"He Brought Her Heart Back in a Box," which opened Tuesday at Brooklyn's Theatre for a New Audience, is an elegiac wisp of a memory play by Adrienne Kennedy that reflects the all-too-frequent tragedy resulting from interracial love in the Jim Crow-era American South.
We meet Kay (Juliana Canfield), a young woman based on Kennedy's own mother, and Chris (Tom Pecinka), the white son of the town's local bigwig (and benefactor of its school for "coloreds" where Kay is a student).
As in most of Kennedy's work, naturalism is eschewed in favor of a more roundabout form of exposition that relies as much on poetry, testimony and even song as it does on traditional dialogue. Mood is given primacy over plot -- though there is plenty of story embedded in this "Box" as Kay seeks to unravel the mystery of her mother's death as a teenager.
Canfield and Pecinka, both recent graduates of Yale Drama School, bring a sense of flirtatious playfulness to their roles at times -- and then pivot skillfully to the weightier themes of racial injustice and loss that will keep them separated.
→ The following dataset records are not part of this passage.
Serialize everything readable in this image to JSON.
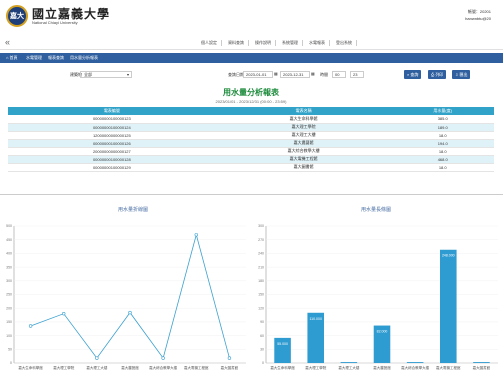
{
  "header": {
    "logo_zh": "國立嘉義大學",
    "logo_en": "National Chiayi University",
    "user_line1": "帳號：20201",
    "user_line2": "hanwnbtu@20",
    "logo_mark": "嘉大"
  },
  "nav": {
    "collapse": "«",
    "items": [
      "個人設定",
      "資料查詢",
      "操作說明",
      "系統管理",
      "水電報表",
      "登出系統"
    ]
  },
  "tabs": {
    "home": "首頁",
    "t1": "水電管理",
    "t2": "報表查詢",
    "t3": "用水量分析報表"
  },
  "filter": {
    "building_label": "建築物",
    "building_value": "全部",
    "date_label": "查詢日期",
    "date_from": "2023-01-01",
    "date_to": "2023-12-31",
    "time_label": "時間",
    "btn_search": "查詢",
    "btn_print": "列印",
    "btn_export": "匯出"
  },
  "report": {
    "title": "用水量分析報表",
    "subtitle": "2023/01/01 - 2023/12/31 (00:00 - 23:59)",
    "headers": [
      "電表編號",
      "電表名稱",
      "用水量(度)"
    ],
    "rows": [
      [
        "00000000100000123",
        "嘉大生命科學館",
        "385.0"
      ],
      [
        "00000000100000124",
        "嘉大理工學院",
        "189.0"
      ],
      [
        "12000000000000125",
        "嘉大理工大樓",
        "18.0"
      ],
      [
        "00000000100000126",
        "嘉大農藝館",
        "194.0"
      ],
      [
        "20000000000000127",
        "嘉大綜合教學大樓",
        "18.0"
      ],
      [
        "00000000100000128",
        "嘉大電機工程館",
        "468.0"
      ],
      [
        "00000000100000129",
        "嘉大圖書館",
        "18.0"
      ]
    ]
  },
  "chart_data": [
    {
      "type": "line",
      "title": "用水量折線圖",
      "categories": [
        "嘉大生命科學館",
        "嘉大理工學院",
        "嘉大理工大樓",
        "嘉大農藝館",
        "嘉大綜合教學大樓",
        "嘉大電機工程館",
        "嘉大圖書館"
      ],
      "values": [
        135,
        180,
        18,
        184,
        18,
        468,
        18
      ],
      "ylim": [
        0,
        500
      ],
      "yticks": [
        0,
        50,
        100,
        150,
        200,
        250,
        300,
        350,
        400,
        450,
        500
      ],
      "color": "#3aa0d0"
    },
    {
      "type": "bar",
      "title": "用水量長條圖",
      "categories": [
        "嘉大生命科學館",
        "嘉大理工學院",
        "嘉大理工大樓",
        "嘉大農藝館",
        "嘉大綜合教學大樓",
        "嘉大電機工程館",
        "嘉大圖書館"
      ],
      "values": [
        55,
        110,
        2,
        82,
        2,
        248,
        2
      ],
      "labels": [
        "55.000",
        "110.000",
        "",
        "82.000",
        "",
        "248.000",
        ""
      ],
      "ylim": [
        0,
        300
      ],
      "yticks": [
        0,
        30,
        60,
        90,
        120,
        150,
        180,
        210,
        240,
        270,
        300
      ],
      "color": "#2e9bd1"
    }
  ]
}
Director Evan Yionoulis gives this slight show -- which runs just under 50 minutes -- a lavish physical production, aided by Austin Switzer's projections and Donald Holder's striking lighting and Justin Ellington's stirring sound design.
With her capable handling of this production, Yionoulis argues for a revisiting of Kennedy's earlier plays -- which are more frequently read and studied than actually performed. Hers is a challenging body of work, but this "Box" deserves to be unpacked -- in every sense -- on a stage.